Case ID: f-appx_615/html/0219-01.html
Source: Caselaw Access Project
Author: {"author": "PER CURIAM: \n    ", "license": "Public Domain", "url": "https://static.case.law/"}
Date Created: 2024-08-24T03:29:51.129683

UNITED STATES of America, Plaintiff-Appellee v. Ricardo MONTERO-ORNELAS, Defendant-Appellant.
    No. 15-50217
    Summary Calendar.
    United States Court of Appeals, Fifth Circuit.
    Sept. 10, 2015.
    Joseph H. Gay, Jr., Assistant U.S. Attorney, U.S. Attorney’s Office, San Antonio, TX, for Plaintiff-Appellee.
    Gerald Conway Moton, Esq., Moton Law Office, San Antonio, TX, for Defendant-Appellant.
    Before WIENER, HIGGINSON, and COSTA, Circuit Judges.
   PER CURIAM:

Ricardo Montero-Ornelas was convicted of illegal reentry and received a within-guidelines sentence of 46 months of imprisonment followed by a three-year term of supervised release. On appeal, he argues that his sentence was unreasonable because it was greater than necessary to satisfy the sentencing goals of 18 U.S.C. § 3553(a). As Montero-Ornelas failed to object to the reasonableness of his sentence below, review is for plain error. United States v. Peltier, 505 F.3d 389, 391-92 (5th Cir.2007). Although Montero-Ornelas did argue that his criminal history was overrepresented before sentence' was imposed below, arguably preserving his double counting objection, see United States v. Gomez-Herrera, 523 F.3d 554, 566 n. 6 (5th Cir.2008), his arguments fail regardless of the standard of review used.
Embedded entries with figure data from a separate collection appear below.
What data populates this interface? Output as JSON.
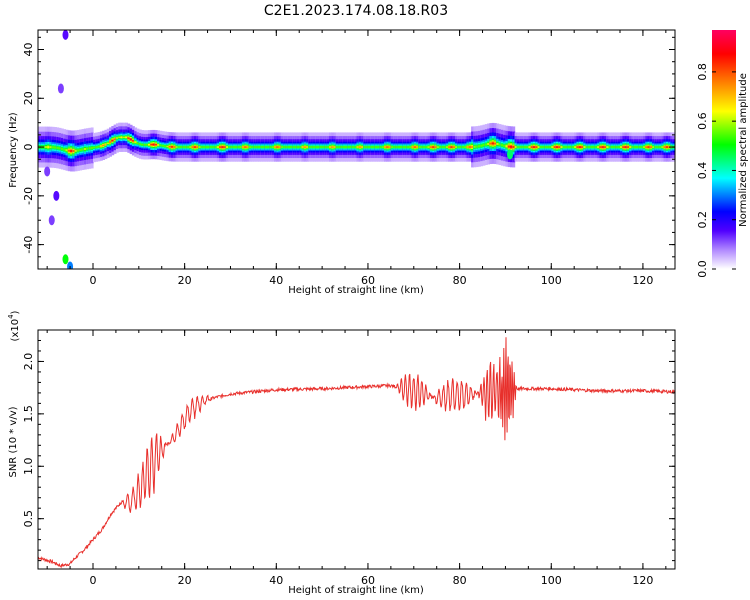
{
  "title": "C2E1.2023.174.08.18.R03",
  "chart_data": [
    {
      "type": "heatmap",
      "xlabel": "Height of straight line (km)",
      "ylabel": "Frequency (Hz)",
      "xlim": [
        -12,
        127
      ],
      "ylim": [
        -50,
        48
      ],
      "x_ticks": [
        0,
        20,
        40,
        60,
        80,
        100,
        120
      ],
      "y_ticks": [
        -40,
        -20,
        0,
        20,
        40
      ],
      "colorbar": {
        "label": "Normalized spectral amplitude",
        "range": [
          0,
          0.97
        ],
        "ticks": [
          0.0,
          0.2,
          0.4,
          0.6,
          0.8
        ],
        "colors": [
          "#ffffff",
          "#b088ff",
          "#5000ff",
          "#0000ff",
          "#00ffff",
          "#00ff00",
          "#ffff00",
          "#ff8000",
          "#ff0000",
          "#ff0060"
        ]
      },
      "band_center_hz": 0,
      "peaks": [
        {
          "x": -10,
          "y": 0,
          "amp": 0.65
        },
        {
          "x": -5,
          "y": -1.5,
          "amp": 0.85
        },
        {
          "x": -2,
          "y": -0.5,
          "amp": 0.6
        },
        {
          "x": 2,
          "y": 0,
          "amp": 0.75
        },
        {
          "x": 4,
          "y": 1,
          "amp": 0.85
        },
        {
          "x": 6,
          "y": 3,
          "amp": 0.65
        },
        {
          "x": 8,
          "y": 1.5,
          "amp": 0.9
        },
        {
          "x": 13,
          "y": 1,
          "amp": 0.9
        },
        {
          "x": 17,
          "y": 0,
          "amp": 0.85
        },
        {
          "x": 22,
          "y": 0,
          "amp": 0.85
        },
        {
          "x": 28,
          "y": 0,
          "amp": 0.9
        },
        {
          "x": 33,
          "y": 0,
          "amp": 0.8
        },
        {
          "x": 40,
          "y": 0,
          "amp": 0.8
        },
        {
          "x": 46,
          "y": 0,
          "amp": 0.75
        },
        {
          "x": 52,
          "y": 0,
          "amp": 0.75
        },
        {
          "x": 58,
          "y": 0,
          "amp": 0.75
        },
        {
          "x": 64,
          "y": 0,
          "amp": 0.8
        },
        {
          "x": 70,
          "y": 0,
          "amp": 0.8
        },
        {
          "x": 74,
          "y": 0,
          "amp": 0.85
        },
        {
          "x": 78,
          "y": 0,
          "amp": 0.85
        },
        {
          "x": 82,
          "y": 0,
          "amp": 0.8
        },
        {
          "x": 87,
          "y": 1.5,
          "amp": 0.85
        },
        {
          "x": 91,
          "y": 0,
          "amp": 0.9
        },
        {
          "x": 96,
          "y": 0,
          "amp": 0.9
        },
        {
          "x": 101,
          "y": 0,
          "amp": 0.9
        },
        {
          "x": 106,
          "y": 0,
          "amp": 0.9
        },
        {
          "x": 111,
          "y": 0,
          "amp": 0.9
        },
        {
          "x": 116,
          "y": 0,
          "amp": 0.9
        },
        {
          "x": 121,
          "y": 0,
          "amp": 0.85
        },
        {
          "x": 125,
          "y": 0,
          "amp": 0.85
        }
      ],
      "blobs": [
        {
          "x": -6,
          "y": -46,
          "amp": 0.5
        },
        {
          "x": -5,
          "y": -49,
          "amp": 0.3
        },
        {
          "x": -6,
          "y": 46,
          "amp": 0.15
        },
        {
          "x": -7,
          "y": 24,
          "amp": 0.12
        },
        {
          "x": -8,
          "y": -20,
          "amp": 0.15
        },
        {
          "x": -9,
          "y": -30,
          "amp": 0.12
        },
        {
          "x": -10,
          "y": -10,
          "amp": 0.12
        },
        {
          "x": 91,
          "y": -3,
          "amp": 0.45
        }
      ]
    },
    {
      "type": "line",
      "xlabel": "Height of straight line (km)",
      "ylabel": "SNR (10 * v/v)",
      "y_multiplier_label": "(x10",
      "y_multiplier_exp": "4",
      "y_multiplier_close": ")",
      "xlim": [
        -12,
        127
      ],
      "ylim": [
        0.02,
        2.3
      ],
      "x_ticks": [
        0,
        20,
        40,
        60,
        80,
        100,
        120
      ],
      "y_ticks": [
        0.5,
        1.0,
        1.5,
        2.0
      ],
      "color": "#e8302c",
      "trend": [
        [
          -12,
          0.13
        ],
        [
          -9,
          0.09
        ],
        [
          -7,
          0.05
        ],
        [
          -5,
          0.07
        ],
        [
          -4,
          0.12
        ],
        [
          -2,
          0.2
        ],
        [
          0,
          0.3
        ],
        [
          2,
          0.4
        ],
        [
          4,
          0.55
        ],
        [
          6,
          0.65
        ],
        [
          8,
          0.65
        ],
        [
          10,
          0.75
        ],
        [
          12,
          0.95
        ],
        [
          14,
          1.1
        ],
        [
          16,
          1.2
        ],
        [
          18,
          1.3
        ],
        [
          20,
          1.45
        ],
        [
          22,
          1.57
        ],
        [
          24,
          1.62
        ],
        [
          27,
          1.66
        ],
        [
          30,
          1.69
        ],
        [
          35,
          1.71
        ],
        [
          40,
          1.73
        ],
        [
          50,
          1.74
        ],
        [
          60,
          1.76
        ],
        [
          65,
          1.77
        ],
        [
          70,
          1.72
        ],
        [
          75,
          1.65
        ],
        [
          80,
          1.68
        ],
        [
          85,
          1.7
        ],
        [
          88,
          1.72
        ],
        [
          93,
          1.74
        ],
        [
          100,
          1.74
        ],
        [
          110,
          1.72
        ],
        [
          120,
          1.72
        ],
        [
          127,
          1.71
        ]
      ],
      "oscillations": [
        {
          "from": 6,
          "to": 12,
          "amp": 0.12,
          "period": 1.2
        },
        {
          "from": 9,
          "to": 16,
          "amp": 0.35,
          "period": 1.0
        },
        {
          "from": 16,
          "to": 26,
          "amp": 0.12,
          "period": 1.1
        },
        {
          "from": 66,
          "to": 74,
          "amp": 0.2,
          "period": 0.9
        },
        {
          "from": 74,
          "to": 84,
          "amp": 0.2,
          "period": 1.0
        },
        {
          "from": 84,
          "to": 90,
          "amp": 0.35,
          "period": 0.7
        },
        {
          "from": 88,
          "to": 92.5,
          "amp": 0.55,
          "period": 0.45
        }
      ]
    }
  ]
}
A sentence imposed within a properly calculated guidelines range is accorded a presumption of reasonableness and is rebutted only if the district court fails to consider a significant factor, gives weight to an irrelevant factor, or clearly errs in balancing the sentencing factors. United States v. Cooks, 589 F.3d 173, 186 (5th Cir.2009); United States v. Alonzo, 435 F.3d 551, 554 (5th Cir.2006). Montero-Ornelas concedes that his empirical basis challenge to the presumption of reasonableness is foreclosed. See United States v. Duarte, 569 F.3d 528, 529-31 (5th Cir.2009). We have rejected the argument that a sentence imposed pursuant to U.S.S.G. § 2L1.2 is greater than necessary to meet the § 3553(a) goals as a result of any double counting inherent in that Guideline, see Duarte, 569 F.3d at 529-31, as well as the argument that illegal reentry is merely an international trespass offense, see United States v. Juarez-Duarte, 513 F.3d 204, 212 (5th Cir.2008).

As to Montero-Ornelas’s argument that his sentence is unconstitutionally disproportionate, “[t]he Eighth Amendment has been read to preclude a sentence that is greatly disproportionate to the offense, because such sentences are cruel and unusual.” United States v. Thomas, 627 F.3d 146, 160 (5th Cir.2010) (internal quotation marks and citation omitted). Where a within-guidelines sentence is imposed, such a challenge fails because the Guidelines are a “convincing objective indicator of proportionality.” United States v. Cardenas-Alvarez, 987 F.2d 1129, 1134 (5th Cir.1993) (internal quotation marks and citation omitted) (upholding a within-guidelines 100-month sentence for illegal reentry).

AFFIRMED. 
      
       Pursuant to 5th Cir. R. 47.5, the court has determined that this opinion should not be published and is not precedent except under the limited circumstances set forth in 5th Cir. R, 47.5.4.